Atualmente, dois dos réus têm recursos pendentes de análise no STF. O pedido de José Alberto de Castro e Norberto Mânica é para que o julgamento seja realizado na Vara Federal de Unaí. Eles entraram com o pedido depois que o Superior Tribunal de Justiça – STJ já havia determinado a realização do júri em Belo Horizonte (MG). Três réus foram julgados no final de agosto de 2013 pela Justiça Federal em BH. Os demais seriam julgados em setembro e outubro, mas uma liminar do ministro Marco Aurélio suspendeu os julgamentos.
Em 1º de outubro os ministros do STF começaram a analisar o pedido, tendo um voto a favor e outro contra.
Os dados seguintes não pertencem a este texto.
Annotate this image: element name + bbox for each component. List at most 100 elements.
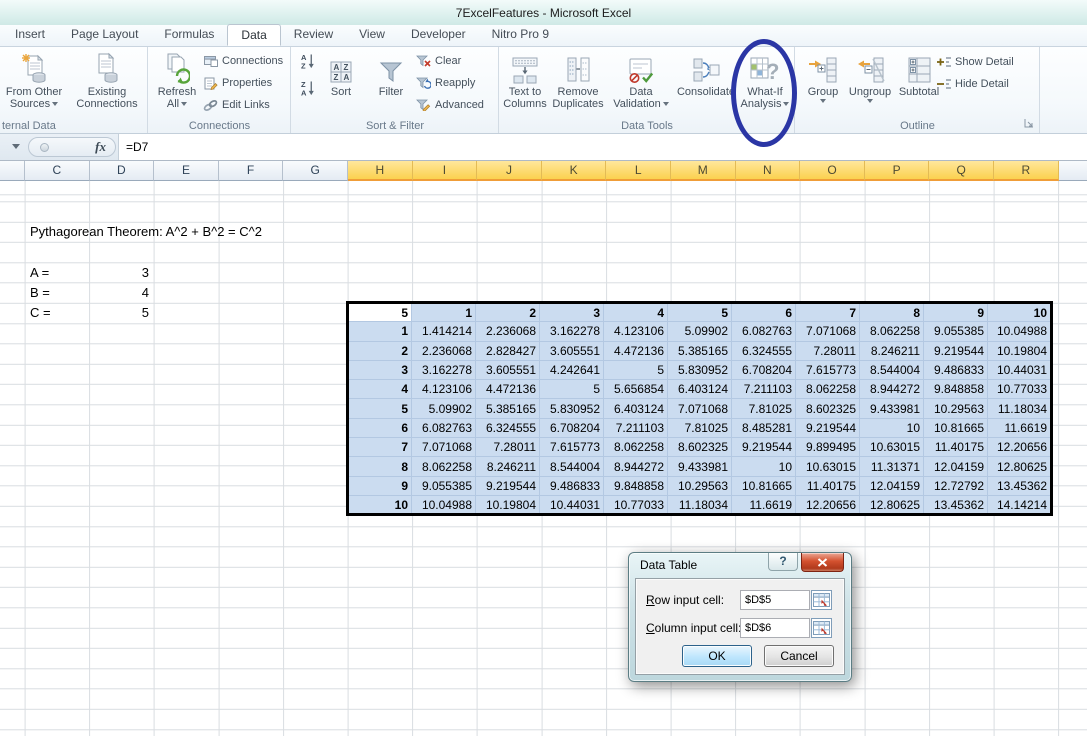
table-cell[interactable]: 4 [604,303,668,322]
table-cell[interactable]: 10.44031 [988,360,1052,379]
table-cell[interactable]: 12.72792 [924,476,988,495]
table-cell[interactable]: 8.944272 [604,457,668,476]
tab-data[interactable]: Data [227,24,280,46]
table-cell[interactable]: 10.77033 [988,380,1052,399]
table-cell[interactable]: 5.656854 [604,380,668,399]
dialog-close-button[interactable] [801,553,844,572]
column-header-L[interactable]: L [606,161,671,181]
table-cell[interactable]: 4.472136 [476,380,540,399]
table-cell[interactable]: 6 [348,418,412,437]
column-header-J[interactable]: J [477,161,542,181]
table-cell[interactable]: 11.31371 [860,457,924,476]
column-header-S[interactable]: S [1059,161,1087,181]
table-cell[interactable]: 9.219544 [476,476,540,495]
table-cell[interactable]: 6.324555 [732,341,796,360]
sort-button[interactable]: AZZA Sort [320,50,362,124]
reapply-filter-button[interactable]: Reapply [416,73,475,93]
advanced-filter-button[interactable]: Advanced [416,95,484,115]
table-cell[interactable]: 10.81665 [732,476,796,495]
table-cell[interactable]: 8.944272 [860,380,924,399]
table-cell[interactable]: 10.04988 [412,495,476,514]
table-cell[interactable]: 3.605551 [540,341,604,360]
table-cell[interactable]: 2 [476,303,540,322]
table-cell[interactable]: 14.14214 [988,495,1052,514]
table-cell[interactable]: 4.242641 [540,360,604,379]
table-cell[interactable]: 8.246211 [860,341,924,360]
refresh-all-button[interactable]: Refresh All [155,50,199,124]
window-titlebar[interactable]: 7ExcelFeatures - Microsoft Excel [0,0,1087,25]
table-cell[interactable]: 8.544004 [860,360,924,379]
table-cell[interactable]: 8 [348,457,412,476]
formula-options-button[interactable] [40,143,49,152]
table-cell[interactable]: 3.162278 [540,322,604,341]
consolidate-button[interactable]: Consolidate [676,50,736,124]
table-cell[interactable]: 10.44031 [540,495,604,514]
table-cell[interactable]: 5 [668,303,732,322]
table-cell[interactable]: 9.219544 [924,341,988,360]
column-input-range-picker[interactable] [811,618,832,638]
clear-filter-button[interactable]: Clear [416,51,461,71]
connections-button[interactable]: Connections [203,51,283,71]
column-header-H[interactable]: H [348,161,413,181]
dialog-title[interactable]: Data Table [640,558,697,572]
table-cell[interactable]: 8.062258 [604,438,668,457]
table-cell[interactable]: 1 [348,322,412,341]
table-cell[interactable]: 9.219544 [732,438,796,457]
table-cell[interactable]: 11.6619 [988,418,1052,437]
table-cell[interactable]: 10.63015 [796,457,860,476]
table-cell[interactable]: 1 [412,303,476,322]
table-cell[interactable]: 10 [348,495,412,514]
table-cell[interactable]: 9 [348,476,412,495]
table-cell[interactable]: 9.486833 [924,360,988,379]
dialog-help-button[interactable]: ? [768,553,798,571]
table-cell[interactable]: 9.219544 [796,418,860,437]
column-header-P[interactable]: P [865,161,930,181]
row-input-cell-field[interactable]: $D$5 [740,590,810,610]
table-cell[interactable]: 7.28011 [796,341,860,360]
table-cell[interactable]: 2 [348,341,412,360]
filter-button[interactable]: Filter [368,50,414,124]
table-cell[interactable]: 5.385165 [476,399,540,418]
table-cell[interactable]: 11.6619 [732,495,796,514]
table-cell[interactable]: 1.414214 [412,322,476,341]
group-button[interactable]: Group [802,50,844,124]
table-cell[interactable]: 5.09902 [668,322,732,341]
table-cell[interactable]: 8.485281 [732,418,796,437]
table-cell[interactable]: 5 [348,303,412,322]
from-other-sources-button[interactable]: From Other Sources [2,50,66,124]
hide-detail-button[interactable]: Hide Detail [936,74,1009,94]
properties-button[interactable]: Properties [203,73,272,93]
table-cell[interactable]: 12.80625 [860,495,924,514]
table-cell[interactable]: 7 [348,438,412,457]
table-cell[interactable]: 10.29563 [924,399,988,418]
table-cell[interactable]: 3 [540,303,604,322]
what-if-table[interactable]: 51234567891011.4142142.2360683.1622784.1… [346,301,1053,516]
table-cell[interactable]: 10 [732,457,796,476]
tab-nitro-pro-9[interactable]: Nitro Pro 9 [479,24,562,46]
table-cell[interactable]: 7.28011 [476,438,540,457]
column-header-I[interactable]: I [413,161,478,181]
table-cell[interactable]: 9.433981 [668,457,732,476]
table-cell[interactable]: 8.062258 [860,322,924,341]
table-cell[interactable]: 12.20656 [988,438,1052,457]
table-cell[interactable]: 7.81025 [732,399,796,418]
table-cell[interactable]: 8.246211 [476,457,540,476]
table-cell[interactable]: 8.602325 [668,438,732,457]
table-cell[interactable]: 2.828427 [476,341,540,360]
table-cell[interactable]: 10.04988 [988,322,1052,341]
table-cell[interactable]: 10.81665 [924,418,988,437]
table-cell[interactable]: 9.055385 [924,322,988,341]
column-header-M[interactable]: M [671,161,736,181]
column-header-Q[interactable]: Q [929,161,994,181]
existing-connections-button[interactable]: Existing Connections [70,50,144,124]
name-box-dropdown[interactable] [12,144,20,149]
table-cell[interactable]: 10 [860,418,924,437]
table-cell[interactable]: 11.40175 [924,438,988,457]
table-cell[interactable]: 2.236068 [476,322,540,341]
row-input-range-picker[interactable] [811,590,832,610]
table-cell[interactable]: 6.403124 [604,399,668,418]
data-validation-button[interactable]: Data Validation [611,50,671,124]
edit-links-button[interactable]: Edit Links [203,95,270,115]
show-detail-button[interactable]: Show Detail [936,52,1014,72]
table-cell[interactable]: 6.708204 [732,360,796,379]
A sessão foi interrompida por um pedido de vista do ministro Toffoli. O ministro Barroso não vai votar, pois se declarou impedido.
Frustração
“O sentimento que fica é o de frustração”, comenta a presidente do Sinait, Rosa Jorge. “Mas isso não nos desanima nem abate”, completa. O Sinait, segundo ela, continuará buscando todos os recursos possíveis para que os mandantes e todos os envolvidos sejam julgados e condenados pelo crime bárbaro que cometeram.
Para demonstrar a indignação, o Sinait organiza um grande Ato Público em frente ao Supremo, em Brasília. Auditores-Fiscais do Trabalho de todo o país e as viúvas dos Auditores-Fiscais do Trabalho assassinados – Eratóstenes, João Batista e Nelson – estarão presentes, ao lado de sindicalistas, parlamentares e autoridades ligadas à área de Direitos Humanos. Uma grande cobertura da imprensa é esperada, afinal, o crime completa dez anos sem uma punição integral.
Neste mesmo período, de 2004 a 2013, os Auditores-Fiscais do Trabalho das equipes do Grupo Especial de Fiscalização Móvel resgataram 34.560 trabalhadores de situação análoga à escravidão em todo o país.
O Ato Público começa às 9 horas, em frente ao prédio do STF. Toda a sociedade está convidada a participar e engrossar o coro por Justiça e Julgamento em Belo Horizonte! Pelo fim da impunidade que gera mais crimes, que alimenta a cadeia do trabalho escravo e infantil, e encoraja empresários a continuarem descumprindo a legislação trabalhista, sonegando direitos e provocando acidentes de trabalho.
Dia 28
O dia 28 de janeiro é também o Dia do Auditor-Fiscal do Trabalho, em homenagem a Ailton, Eratóstenes, João Batista e Nelson. Pelo mesmo motivo, foi instituído o Dia Nacional de Combate ao Trabalho Escravo, dentro da Semana Nacional de Combate ao Trabalho Escravo. A Comissão Nacional para a Erradicação do Trabalho Escravo – Conatrae, decidiu realizar sua primeira reunião de trabalho em 2014 no dia 28. Os representantes das entidades integrantes da Conatrae participarão das atividades programadas pelo Sinait.